About Genome British Columbia:
Genome British Columbia is a catalyst for the life sciences cluster on Canada’s West Coast, and manages a cumulative portfolio of over $660M in 211 research projects and science and technology platforms. Working with governments, academia and industry across sectors such as forestry, fisheries, agriculture, environment, bioenergy, mining and human health, the goal of the organization is to generate social and economic benefits for British Columbia and Canada. Genome BC is supported by the Province of British Columbia, the Government of Canada through Genome Canada and Western Economic Diversification Canada and more than 300 international public and private co-funding partners. www.genomebc.ca
Communications Manager, Genome BC
On December 4, 2014, the National Centre for Foreign Animal Diseases, Winnipeg, Manitoba, identified the outbreak strain as a highly-pathogenic avian influenza (HPAI) H5N2 virus.
Sequencing revealed that this virus appeared to be the result of reassortment between a North American AI virus and highly pathogenic Eurasian H5N8 virus.
This virus is remarkable because of its ability to cause immediate high mortality in domestic poultry, because it is the first time a Eurasian HPAI H5 lineage virus has caused an outbreak in poultry in North America, and because this particular reassortment has not been observed anywhere before. Although H5N2 is not believed to be zoonotic, other Eurasian strains of avian influenza are responsible for significant human morbidity and mortality, therefore the arrival of a Eurasian H5 virus in North America has potential public health implications.
Given the economic impacts of avian influenza outbreaks, and the potential public health risks, there is a need to better a) understand the source of the H5N2 virus, and b) to predict and prevent future AI outbreaks. It is currently suspected that the virus originated in wild waterfowl because waterfowl are known to be one of the reservoirs for almost all strains of influenza A, and because waterfowl migration is the most plausible mechanism by which a Eurasian AI strain could arrive in North America. There is additional evidence that strain was introduced by waterfowl.
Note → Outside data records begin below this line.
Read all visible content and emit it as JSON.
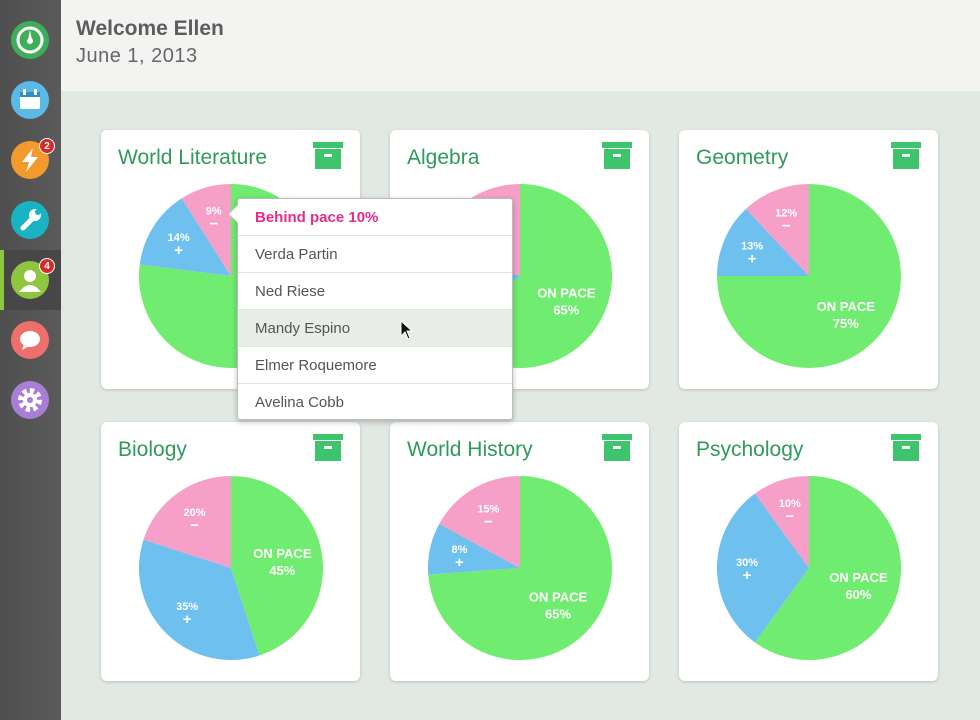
{
  "header": {
    "welcome": "Welcome Ellen",
    "date": "June 1, 2013"
  },
  "sidebar": {
    "items": [
      {
        "icon": "dashboard-icon",
        "color": "#3fae5a",
        "badge": ""
      },
      {
        "icon": "calendar-icon",
        "color": "#5bb9e8",
        "badge": ""
      },
      {
        "icon": "lightning-icon",
        "color": "#f49a2c",
        "badge": "2"
      },
      {
        "icon": "wrench-icon",
        "color": "#1ab3c4",
        "badge": ""
      },
      {
        "icon": "student-icon",
        "color": "#8fc63f",
        "badge": "4"
      },
      {
        "icon": "chat-icon",
        "color": "#ef6f6c",
        "badge": ""
      },
      {
        "icon": "gear-icon",
        "color": "#a77fd6",
        "badge": ""
      }
    ]
  },
  "colors": {
    "on_pace": "#70ec70",
    "ahead": "#6ec0ee",
    "behind": "#f6a0c9",
    "title": "#2f9a5c",
    "archive": "#3dc46d"
  },
  "courses": [
    {
      "title": "World Literature",
      "on_pace": 77,
      "ahead": 14,
      "behind": 9,
      "labels": {
        "ahead": "14%",
        "behind": "9%",
        "on_pace": ""
      }
    },
    {
      "title": "Algebra",
      "on_pace": 65,
      "ahead": 15,
      "behind": 20,
      "labels": {
        "ahead": "",
        "behind": "",
        "on_pace": "ON PACE",
        "on_pace_pct": "65%"
      }
    },
    {
      "title": "Geometry",
      "on_pace": 75,
      "ahead": 13,
      "behind": 12,
      "labels": {
        "ahead": "13%",
        "behind": "12%",
        "on_pace": "ON PACE",
        "on_pace_pct": "75%"
      }
    },
    {
      "title": "Biology",
      "on_pace": 45,
      "ahead": 35,
      "behind": 20,
      "labels": {
        "ahead": "35%",
        "behind": "20%",
        "on_pace": "ON PACE",
        "on_pace_pct": "45%"
      }
    },
    {
      "title": "World History",
      "on_pace": 65,
      "ahead": 8,
      "behind": 15,
      "labels": {
        "ahead": "8%",
        "behind": "15%",
        "on_pace": "ON PACE",
        "on_pace_pct": "65%"
      }
    },
    {
      "title": "Psychology",
      "on_pace": 60,
      "ahead": 30,
      "behind": 10,
      "labels": {
        "ahead": "30%",
        "behind": "10%",
        "on_pace": "ON PACE",
        "on_pace_pct": "60%"
      }
    }
  ],
  "popup": {
    "heading": "Behind pace 10%",
    "students": [
      "Verda Partin",
      "Ned Riese",
      "Mandy Espino",
      "Elmer Roquemore",
      "Avelina Cobb"
    ]
  }
}
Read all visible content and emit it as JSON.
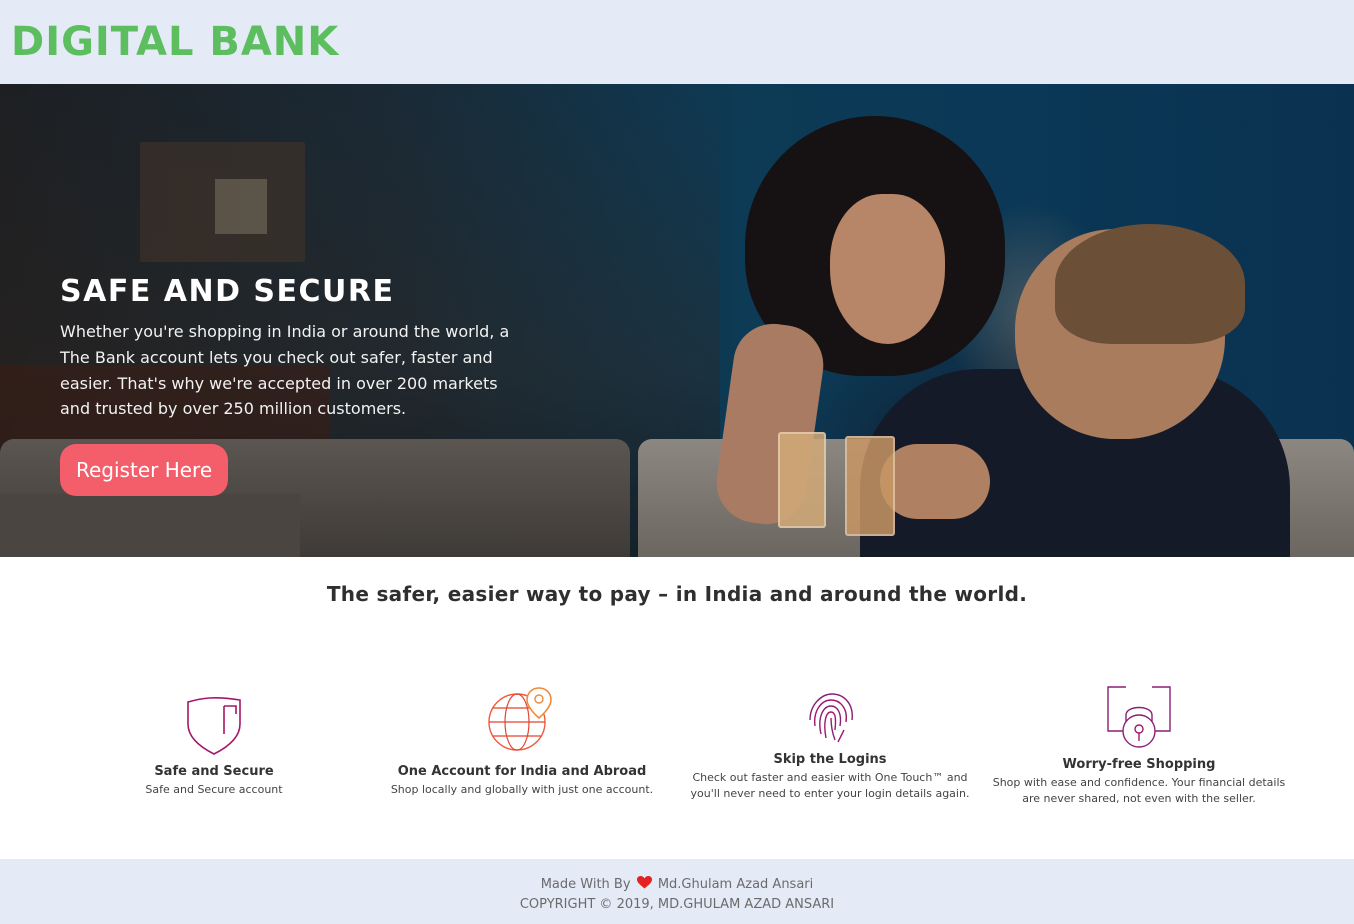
{
  "header": {
    "brand": "DIGITAL BANK"
  },
  "hero": {
    "title": "SAFE AND SECURE",
    "text": "Whether you're shopping in India or around the world, a The Bank account lets you check out safer, faster and easier. That's why we're accepted in over 200 markets and trusted by over 250 million customers.",
    "button_label": "Register Here"
  },
  "tagline": "The safer, easier way to pay – in India and around the world.",
  "features": [
    {
      "icon": "shield-icon",
      "title": "Safe and Secure",
      "desc": "Safe and Secure account"
    },
    {
      "icon": "globe-location-icon",
      "title": "One Account for India and Abroad",
      "desc": "Shop locally and globally with just one account."
    },
    {
      "icon": "fingerprint-icon",
      "title": "Skip the Logins",
      "desc": "Check out faster and easier with One Touch™ and you'll never need to enter your login details again."
    },
    {
      "icon": "lock-icon",
      "title": "Worry-free Shopping",
      "desc": "Shop with ease and confidence. Your financial details are never shared, not even with the seller."
    }
  ],
  "footer": {
    "made_with_prefix": "Made With By",
    "author": "Md.Ghulam Azad Ansari",
    "copyright": "COPYRIGHT © 2019, MD.GHULAM AZAD ANSARI"
  },
  "colors": {
    "brand": "#5cbe5f",
    "button": "#f35e6a",
    "header_bg": "#e4eaf6",
    "heart": "#e22222"
  }
}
To date, waterfowl surveillance has been focused on dead birds, but AI does not normally cause mortality in waterfowl. Since AI is shed in bird feces, sampling wetland sediments where feces accumulate would be a more efficient and effective way of detecting AI in waterfowl populations.
The objective of the current project is to determine if genomic analysis of wetlands sediments could be an effective tool to understand the 2014/2015 HPAI H5N2 outbreak and to develop a methodological approach that can be used for future AI surveillance.